The succinct answer is this:
Judaism is extremely strict about total separation of Life from Death.
And whenever an eventuality may occur, that the two may even remotely overlap or intermingle — a tall separating wall is constructed in Jewish law to ensure that this never happens. In that sense, Jewish Kashrut laws are just one instance in a sea of like-wise laws, ensuring that a Jew, strictly pursuing Moses Law (as specified succinctly in the written Torah and explicated in Oral Torah, later expounded in the Talmud), will never be exposed to scenarios, where Life and Death accidentally intermingle.
The origin for this total and strict separation is probably best articulated in the Divine commandment:
“I call this day to witness against you the heaven and the earth — I have set before thee life and death, the blessing and the curse; therefore, choose life that both you and your seed may live” (Deut. 30:19).

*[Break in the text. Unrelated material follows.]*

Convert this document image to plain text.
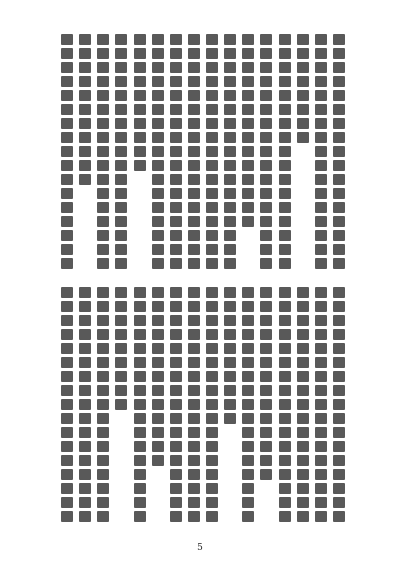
5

And the choice of Life over Death requires strict separation between the two, as reflected in numerous Jewish laws (we will elaborate on some soon).

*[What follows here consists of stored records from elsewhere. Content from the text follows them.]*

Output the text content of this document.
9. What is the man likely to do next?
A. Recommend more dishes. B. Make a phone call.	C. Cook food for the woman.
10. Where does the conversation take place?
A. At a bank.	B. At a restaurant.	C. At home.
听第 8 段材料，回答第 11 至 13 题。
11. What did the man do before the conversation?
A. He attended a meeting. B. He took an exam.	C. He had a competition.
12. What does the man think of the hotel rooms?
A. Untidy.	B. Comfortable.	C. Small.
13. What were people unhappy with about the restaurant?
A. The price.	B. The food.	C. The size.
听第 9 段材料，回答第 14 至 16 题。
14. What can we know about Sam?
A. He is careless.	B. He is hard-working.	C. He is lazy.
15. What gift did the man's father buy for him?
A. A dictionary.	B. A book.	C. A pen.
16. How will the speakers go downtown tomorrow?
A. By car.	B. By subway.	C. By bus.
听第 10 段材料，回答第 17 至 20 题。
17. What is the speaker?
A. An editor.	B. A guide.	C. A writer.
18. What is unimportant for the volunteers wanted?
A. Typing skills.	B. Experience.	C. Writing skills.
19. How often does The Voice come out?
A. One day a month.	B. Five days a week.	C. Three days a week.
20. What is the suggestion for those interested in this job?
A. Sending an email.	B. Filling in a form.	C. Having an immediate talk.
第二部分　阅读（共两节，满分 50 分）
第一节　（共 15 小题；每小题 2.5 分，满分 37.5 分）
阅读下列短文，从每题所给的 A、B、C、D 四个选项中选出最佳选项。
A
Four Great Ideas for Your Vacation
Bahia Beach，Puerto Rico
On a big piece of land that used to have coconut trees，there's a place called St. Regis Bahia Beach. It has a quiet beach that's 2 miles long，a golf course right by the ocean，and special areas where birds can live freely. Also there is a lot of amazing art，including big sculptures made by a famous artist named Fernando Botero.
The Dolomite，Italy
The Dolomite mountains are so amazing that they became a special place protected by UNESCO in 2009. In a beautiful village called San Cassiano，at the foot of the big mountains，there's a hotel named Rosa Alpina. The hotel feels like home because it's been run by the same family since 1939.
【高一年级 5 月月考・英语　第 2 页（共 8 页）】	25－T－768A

Why eating meat with dairy products, with no time separation between the two, implies intermingling of life and death?
The answer is straightforward:
- Eating meat is the result of killing an animal; This means Death;
- Dairy products are derived from milk, originally created to assist life, namely, the growth of the just born; This means… well, Life.
Therfore, meat and dairy, associated with death and life, respectively, cannot be mixed and concurrently consumed.
Finally, we note that killing animals, in order to eat meat, had been permitted by the Divine only after realizing that “the impulse of man’s heart is evil from his youth” (Gen. 8:21). Following Noah’s own initiative to sacrifice some of the animals that kept him company just now, for the last hundred and fifty flood-days (Gen. 8:20), God concludes that “the impulse of man’s heart is evil”; Consequently, a permit is now granted: “Every moving thing that lives shall be food for you; As green herb have I given you all” (Gen. 9:3).
Where else do we see the same underlying principle of Jewish life, total separation of Life from Death, so that one may more easily be led to “choose life that both you and your seed may live “?
Here are some examples:
- “But flesh with its life, which is its blood, you shall not eat” (Gen. 9:4); This requires, by Kashrut laws, washing away all traces of blood from the meat prior to cooking; An egg with stains of blood inside likewise is not edible;
- A Jewish cemetery is surrounded all around by a tall wall, strictly and explicitly separating the living from the dead; and when a Jew leaves the cemetery, he washes his hands, demonstrating symbolically and stating in no unclear terms that spiritually no “traces” of the dead remain on his body when he departs the cemetery;
- There is a set time for a mourning period (“Shivah”); This ensures that subsequently the deceased would not psychologically and spiritually intervene with the living;
- Judaism strictly forbids contacts with the dead via spiritualistic conferences; The living are not supposed to talk to the dead: “A man or a woman that is a medium or a spiritist shall surely be put to death; they shall be stoned with stone, their blood-guiltiness is upon them” (Leviticus 20:27);
- A woman at the end of her menstrual cycle is forbidden sexual contact with her spouse; The former (menstrual period) marks life-potential not realized, the departure process of a potential life-generating egg, not consumed, now dead; The latter (sexual contact) is associated with live sperm, marking potential for generating life; The two are strictly forbidden from unholy mixture via time-concurrency: “Also thou shalt not approach to a woman in the impurity of her menstrual flow to uncover her nakedness” (Leviticus 18:19).
All these examples, regarding Jewish living in accord with Moses law, point to a deeper principle, prevalent throughout the Jewish faith:
Everything that one thinks and speaks (orally or by other means), everything that one does, our behavior in its totality – these are all spiritually meaningful. They have a spiritual effect on our soul, and they ultimately return like a boomerang to affect our lives (favorably or otherwise). In Hebrew, the arbitrary, seemingly meaningless, “Thing”, is Davar, deriving from same root as “speak” (Daber). All that we encounter in life “speak” to us— no “Thing” is insignificant.
Jewish laws, at first looking arbitrary, devoid of any rational justification, like “Thou shall not boil a kid in its mother’s milk”, now acquire new very deep meaning:
We realize that violation of these laws, implying intermingling of Life and Death in our own every-day life, may affect our spiritual well-being; Ultimately, this will also be affecting our well-being physically.